HSBC’s Capital Protected Plan puts other ‘tax-beaters’ in the shade
HSBC has launched a new Capital Protected Plan to help investors maximise their ISA allowances and make the most of the newly increased Capital Gains Tax (CGT) allowances of £9,200 for single investors and £18,400 for qualifying couples.It combines 103 per cent participation in the growth of the FTSE 100 Index with 100 per cent capital protection. The investment term is five years and investors can rest assured that even if there has been no growth in the FTSE 100, they will still receive their deposit in full at the end of this period.
Malcolm Prince, head of multi-tie investments at HSBC comments: “The HSBC Capital Protected Plan allows us to offer a core capital protected product outside of an ISA Stocks and Shares wrapper for the first time. Returns will be liable to CGT as opposed to Income Tax, enabling customers to make use of their CGT allowance before being taxed on any gains.
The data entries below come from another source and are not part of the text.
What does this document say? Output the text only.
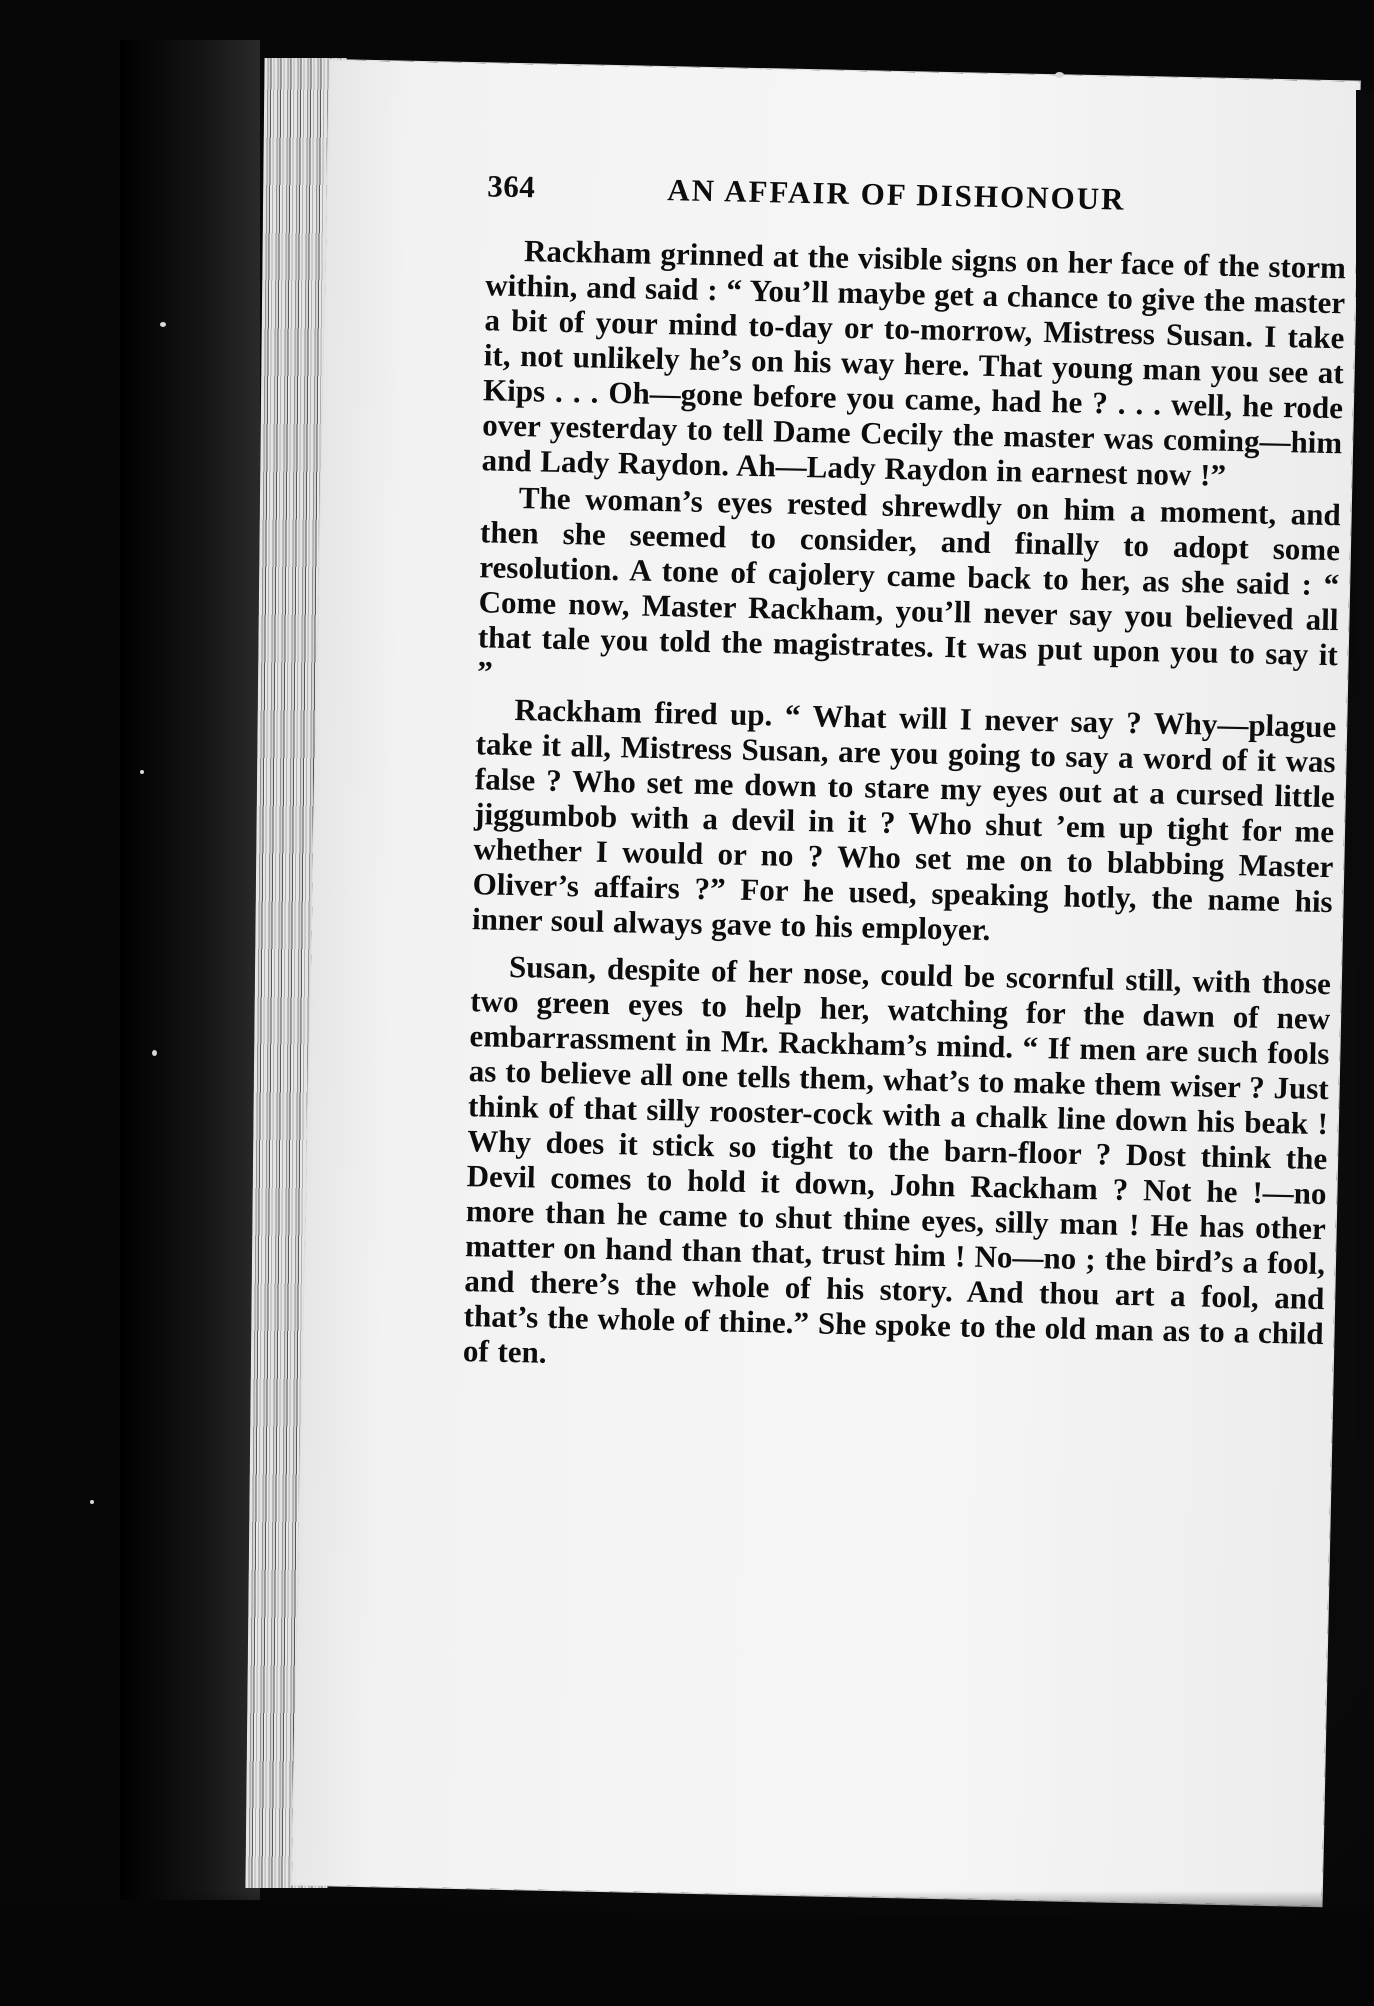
364	AN AFFAIR OF DISHONOUR

Rackham grinned at the visible signs on her face of the storm within, and said : “ You’ll maybe get a chance to give the master a bit of your mind to-day or to-morrow, Mistress Susan. I take it, not unlikely he’s on his way here. That young man you see at Kips . . . Oh—gone before you came, had he ? . . . well, he rode over yesterday to tell Dame Cecily the master was coming—him and Lady Raydon. Ah—Lady Raydon in earnest now !”

The woman’s eyes rested shrewdly on him a moment, and then she seemed to consider, and finally to adopt some resolution. A tone of cajolery came back to her, as she said : “ Come now, Master Rackham, you’ll never say you believed all that tale you told the magistrates. It was put upon you to say it ”

Rackham fired up. “ What will I never say ? Why—plague take it all, Mistress Susan, are you going to say a word of it was false ? Who set me down to stare my eyes out at a cursed little jiggumbob with a devil in it ? Who shut ’em up tight for me whether I would or no ? Who set me on to blabbing Master Oliver’s affairs ?” For he used, speaking hotly, the name his inner soul always gave to his employer.

Susan, despite of her nose, could be scornful still, with those two green eyes to help her, watching for the dawn of new embarrassment in Mr. Rackham’s mind. “ If men are such fools as to believe all one tells them, what’s to make them wiser ? Just think of that silly rooster-cock with a chalk line down his beak ! Why does it stick so tight to the barn-floor ? Dost think the Devil comes to hold it down, John Rackham ? Not he !—no more than he came to shut thine eyes, silly man ! He has other matter on hand than that, trust him ! No—no ; the bird’s a fool, and there’s the whole of his story. And thou art a fool, and that’s the whole of thine.” She spoke to the old man as to a child of ten.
“With less than one per cent of the adult population utilising their annual allowance this product serves as the perfect incentive for people to make the most of tax-efficient investments. This is particularly important now that the Chancellor proposes to raise the annual CGT limit to £9,200 for single investors from 6 April 2007.”
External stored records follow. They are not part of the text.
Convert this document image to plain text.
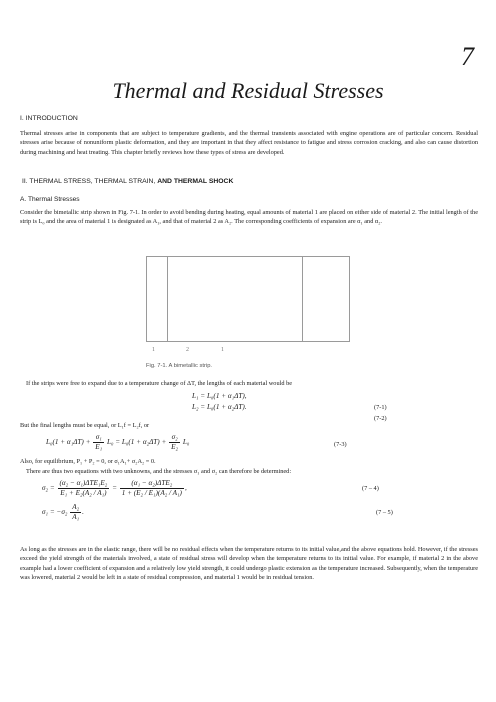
7
Thermal and Residual Stresses
I. INTRODUCTION
Thermal stresses arise in components that are subject to temperature gradients, and the thermal transients associated with engine operations are of particular concern. Residual stresses arise because of nonuniform plastic deformation, and they are important in that they affect resistance to fatigue and stress corrosion cracking, and also can cause distortion during machining and heat treating. This chapter briefly reviews how these types of stress are developed.
II. THERMAL STRESS, THERMAL STRAIN, AND THERMAL SHOCK
A. Thermal Stresses
Consider the bimetallic strip shown in Fig. 7-1. In order to avoid bending during heating, equal amounts of material 1 are placed on either side of material 2. The initial length of the strip is L₀ and the area of material 1 is designated as A₁, and that of material 2 as A₂. The corresponding coefficients of expansion are α₁ and α₂.
1	2	1
Fig. 7-1. A bimetallic strip.
If the strips were free to expand due to a temperature change of ΔT, the lengths of each material would be
L₁ = L₀(1 + α₁ΔT),
L₂ = L₀(1 + α₂ΔT).	(7-1)
(7-2)
But the final lengths must be equal, or L₁f = L₂f, or
$L_0(1 + \alpha_1\Delta T) + \frac{\text{σ₁}}{\text{E₁}} L_0 = L_0(1 + \alpha_2\Delta T) + \frac{\text{σ₂}}{\text{E₂}} L_0$	(7-3)
Also, for equilibrium, P₁ + P₂ = 0, or σ₁A₁+ σ₂A₂ = 0.
There are thus two equations with two unknowns, and the stresses σ₁ and σ₂ can therefore be determined:
$\sigma_2 = \frac{\text{(α₂ − α₁)ΔTE₁E₂}}{\text{E₁ + E₂(A₂ / A₁)}} = \frac{\text{(α₁ − α₂)ΔTE₂}}{\text{1 + (E₂ / E₁)(A₂ / A₁)}}$ ,	(7 – 4)
$\sigma_1 = -\sigma_2 \frac{\text{A₂}}{\text{A₁}}$ .	(7 – 5)
As long as the stresses are in the elastic range, there will be no residual effects when the temperature returns to its initial value,and the above equations hold. However, if the stresses exceed the yield strength of the materials involved, a state of residual stress will develop when the temperature returns to its initial value. For example, if material 2 in the above example had a lower coefficient of expansion and a relatively low yield strength, it could undergo plastic extension as the temperature increased. Subsequently, when the temperature was lowered, material 2 would be left in a state of residual compression, and material 1 would be in residual tension.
The aim of the HSBC Capital Protected Plan is to provide capital growth rather than income and CGT is payable on any gains in excess of the investor’s limit. Based on the CGT annual allowance of £9,200 for 2007/08, and assuming plan growth of up to 25 per cent over the next five years, a single investor can potentially place over £50,000 (over £100,000 for joint investors) into the HSBC Capital Protected Plan without creating a CGT liability.
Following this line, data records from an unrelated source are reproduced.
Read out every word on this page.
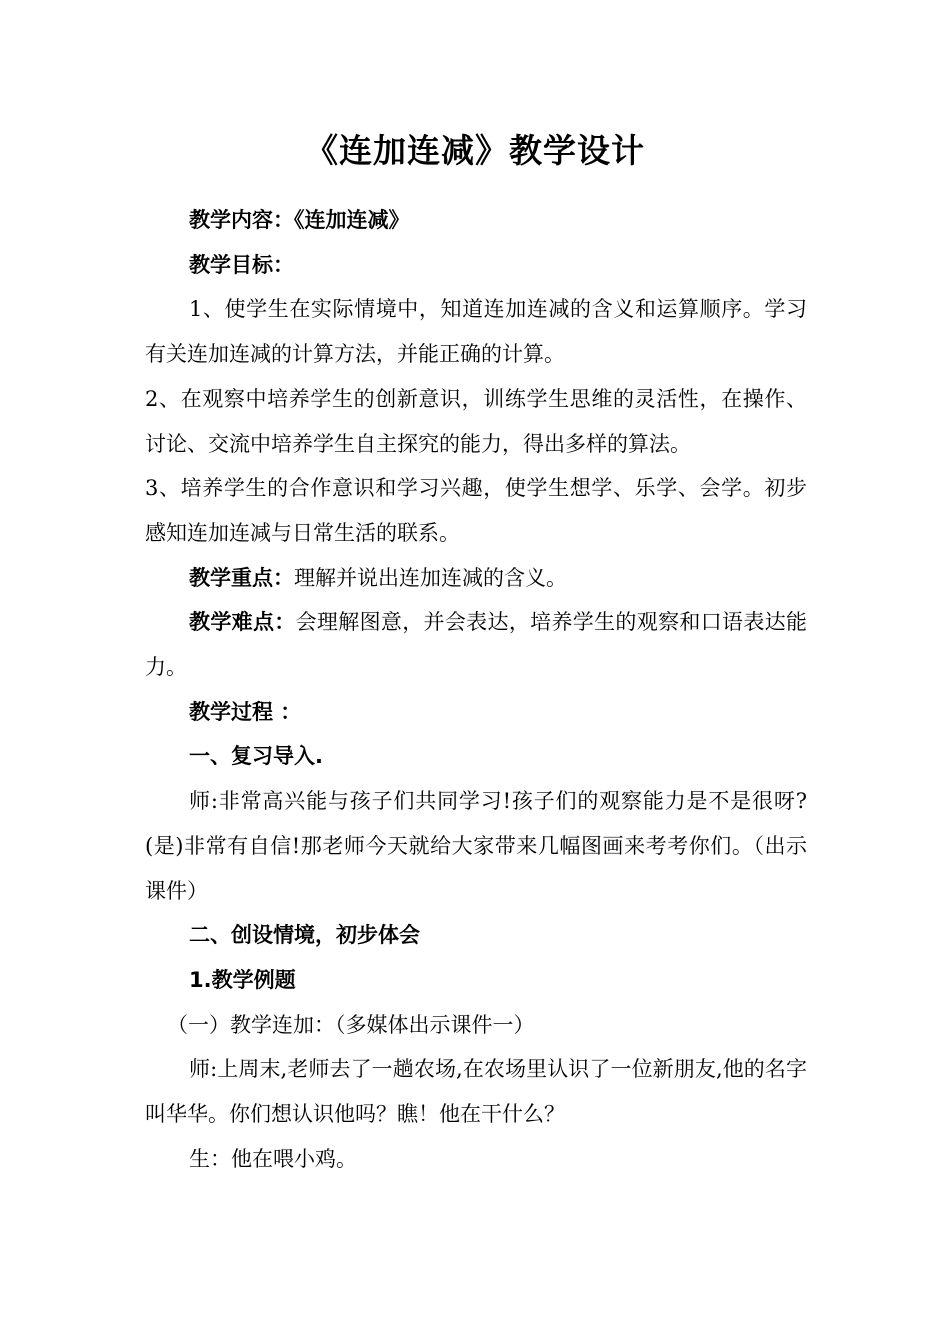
《连加连减》教学设计

教学内容：《连加连减》

教学目标：

1、使学生在实际情境中，知道连加连减的含义和运算顺序。学习有关连加连减的计算方法，并能正确的计算。

2、在观察中培养学生的创新意识，训练学生思维的灵活性，在操作、讨论、交流中培养学生自主探究的能力，得出多样的算法。

3、培养学生的合作意识和学习兴趣，使学生想学、乐学、会学。初步感知连加连减与日常生活的联系。

教学重点：理解并说出连加连减的含义。

教学难点：会理解图意，并会表达，培养学生的观察和口语表达能力。

教学过程 ：

一、复习导入.

师:非常高兴能与孩子们共同学习!孩子们的观察能力是不是很呀?(是)非常有自信!那老师今天就给大家带来几幅图画来考考你们。（出示课件）

二、创设情境，初步体会

1.教学例题

（一）教学连加：（多媒体出示课件一）

师:上周末,老师去了一趟农场,在农场里认识了一位新朋友,他的名字叫华华。你们想认识他吗？瞧！他在干什么？

生：他在喂小鸡。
For example, if a single investor was to utilise their ISA allowances for the 2006/7 and 2007/8 tax-years, and then make a further investment into the HSBC Capital Protected Plan, they could invest a total of £50,800 without the gains exceeding their annual CGT allowance.
For joint investors the investment figure doubles to £101,600 on the same assumptions - without the gains exceeding their annual CGT allowance.
Malcolm Prince, head of multi-tie investments at HSBC concludes: “Its simplicity coupled with the tax advantages on offer make this an ideal investment for typically cautious investors looking for a simple tax-efficient product.”